9) What exactly were Gendo Ikari's motives? I thought he was working against SEELE, but he seemed pretty content with the end.

10) Why did Misato shoot Kaji?

11) It's 2015. Where are mah robots?

That's all I can think of for now. Sorry for the massive question dump (probably outs me as a BAKA lol). Some or maybe even many things might have been explained in the series and I just missed them, wasn't the easiest to follow sometimes.

Probably answered already, but here are my take on the questions:

1. The Second Impact somehow altered something about the children being born right after it occurred, thus making them the best possible candidates for Eva pilots.

2. Unit-01 only accepts Shinji. Unit-02 only accepts Asuka. So even if they're mentally screwed kids, you can't do anything about that.

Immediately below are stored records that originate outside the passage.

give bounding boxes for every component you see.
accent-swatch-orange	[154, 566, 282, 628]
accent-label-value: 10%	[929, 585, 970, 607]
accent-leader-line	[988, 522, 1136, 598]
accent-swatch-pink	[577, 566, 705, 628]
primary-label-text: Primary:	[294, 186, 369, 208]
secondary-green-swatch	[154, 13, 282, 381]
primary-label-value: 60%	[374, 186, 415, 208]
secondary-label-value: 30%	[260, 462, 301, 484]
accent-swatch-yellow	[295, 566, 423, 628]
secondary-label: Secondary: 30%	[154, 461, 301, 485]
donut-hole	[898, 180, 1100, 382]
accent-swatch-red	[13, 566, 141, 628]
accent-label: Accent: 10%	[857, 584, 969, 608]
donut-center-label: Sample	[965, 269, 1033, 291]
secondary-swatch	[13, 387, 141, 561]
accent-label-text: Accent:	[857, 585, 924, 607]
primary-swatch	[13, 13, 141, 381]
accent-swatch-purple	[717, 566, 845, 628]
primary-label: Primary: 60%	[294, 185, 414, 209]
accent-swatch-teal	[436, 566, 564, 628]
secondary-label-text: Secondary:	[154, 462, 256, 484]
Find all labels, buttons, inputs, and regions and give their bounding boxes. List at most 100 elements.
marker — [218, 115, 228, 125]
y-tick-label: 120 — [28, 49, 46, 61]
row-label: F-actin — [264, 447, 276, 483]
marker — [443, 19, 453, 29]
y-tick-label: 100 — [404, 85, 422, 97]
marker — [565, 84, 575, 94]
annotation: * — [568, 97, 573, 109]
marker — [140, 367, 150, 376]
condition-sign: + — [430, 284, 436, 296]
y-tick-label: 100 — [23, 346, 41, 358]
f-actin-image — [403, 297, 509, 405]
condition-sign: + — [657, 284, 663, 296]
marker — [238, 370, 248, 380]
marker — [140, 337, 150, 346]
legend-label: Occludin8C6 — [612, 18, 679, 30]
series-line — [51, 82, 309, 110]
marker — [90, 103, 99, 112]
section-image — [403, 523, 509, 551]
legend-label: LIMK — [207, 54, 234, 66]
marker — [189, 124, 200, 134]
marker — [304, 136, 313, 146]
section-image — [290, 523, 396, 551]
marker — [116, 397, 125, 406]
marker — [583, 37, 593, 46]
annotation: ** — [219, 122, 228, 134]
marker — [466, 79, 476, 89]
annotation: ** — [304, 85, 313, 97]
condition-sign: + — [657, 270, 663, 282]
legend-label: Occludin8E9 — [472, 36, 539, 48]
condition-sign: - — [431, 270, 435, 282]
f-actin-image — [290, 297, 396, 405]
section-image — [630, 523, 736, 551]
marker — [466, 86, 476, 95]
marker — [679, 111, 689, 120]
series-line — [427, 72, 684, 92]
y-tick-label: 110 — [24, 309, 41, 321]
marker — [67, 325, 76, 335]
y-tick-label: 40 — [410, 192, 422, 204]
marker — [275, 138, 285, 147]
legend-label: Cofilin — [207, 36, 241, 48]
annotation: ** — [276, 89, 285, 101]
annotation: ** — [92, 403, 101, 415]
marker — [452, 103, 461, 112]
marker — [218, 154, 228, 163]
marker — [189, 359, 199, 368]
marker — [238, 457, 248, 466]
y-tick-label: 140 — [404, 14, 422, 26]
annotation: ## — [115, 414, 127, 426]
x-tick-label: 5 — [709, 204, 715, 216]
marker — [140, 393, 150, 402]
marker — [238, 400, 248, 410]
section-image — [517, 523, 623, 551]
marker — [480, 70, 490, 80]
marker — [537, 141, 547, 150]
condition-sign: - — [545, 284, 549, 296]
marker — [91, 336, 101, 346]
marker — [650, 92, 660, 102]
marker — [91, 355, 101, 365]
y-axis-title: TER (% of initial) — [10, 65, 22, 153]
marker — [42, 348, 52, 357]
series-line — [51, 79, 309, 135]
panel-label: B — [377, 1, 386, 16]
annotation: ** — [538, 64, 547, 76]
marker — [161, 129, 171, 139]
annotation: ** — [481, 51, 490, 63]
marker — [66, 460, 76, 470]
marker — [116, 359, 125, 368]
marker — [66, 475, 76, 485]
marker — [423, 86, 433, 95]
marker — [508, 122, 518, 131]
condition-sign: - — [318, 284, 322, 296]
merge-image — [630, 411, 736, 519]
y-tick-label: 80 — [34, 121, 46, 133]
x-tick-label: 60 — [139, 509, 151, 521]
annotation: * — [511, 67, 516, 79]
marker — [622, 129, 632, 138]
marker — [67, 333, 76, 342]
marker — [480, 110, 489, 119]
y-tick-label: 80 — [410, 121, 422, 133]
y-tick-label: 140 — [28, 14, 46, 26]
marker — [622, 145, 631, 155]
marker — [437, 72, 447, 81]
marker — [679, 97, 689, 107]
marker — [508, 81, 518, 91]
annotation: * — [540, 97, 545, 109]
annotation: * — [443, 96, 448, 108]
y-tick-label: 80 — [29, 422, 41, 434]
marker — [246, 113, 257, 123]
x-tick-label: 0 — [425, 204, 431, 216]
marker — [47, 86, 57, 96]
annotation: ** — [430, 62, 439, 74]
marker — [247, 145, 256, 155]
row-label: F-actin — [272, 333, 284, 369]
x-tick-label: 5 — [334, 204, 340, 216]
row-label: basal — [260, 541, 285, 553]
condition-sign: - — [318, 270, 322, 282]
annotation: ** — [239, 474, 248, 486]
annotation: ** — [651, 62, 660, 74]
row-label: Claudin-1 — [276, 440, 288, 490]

3. Second Impact occurred when humans tried to make a contact with Adam. Its awakening caused a massive explosion on Earth, and we know what happened afterwards. As for the Lance, it was accompanied together with the angels' arrival on the planet, so it was with Adam from the start (Lilith's was destroyed before it arrived).

4. First Impact was literally a collision between Earth and the Black Moon, which contains Lilith.

5. Yes, though technically it is just merging of humanity's souls into one rather than a literal impact of something that will kill humanity. Shinji and Asuka were the first to appear because of their strong will to live. Shinji was screwed up so yeah choking Asuka the first time she saw her wasn't really that surprising :p

6. You can say that Angels were aliens, or ancient life forms long before humans existed. Humans were Lilith's children after all.

7. Kaworu is basically the same with Rei in that he was created containing the seed of life, in this case he was fused with Adam's DNA. His sole purpose is to make contact with Lilith to start Third Impact, which SEELE wanted from the very beginning.

8. Yes. They believed that Adam should be the one who populated the Earth instead of Lilith, thus they believed humanity carries the original sin and needs to be purified by merging the souls into one with god.

9. He just wants to be merged with Yui. That's why he went along with everything.

10. Kanji was a double agent, so she became Nerv's, and Misato's, enemy. Though it is uncertain that Misato was the one who killed him.

11. There are already robots you know. They just aren't the cool badass ride-able form :p
 

ugly

Member
OP, it's too condensed and rushed to be able to stand up to the show. However, the first time I saw it at 14 or so, I literally got up and lay down in my lounge for like half an hour. It was intense af.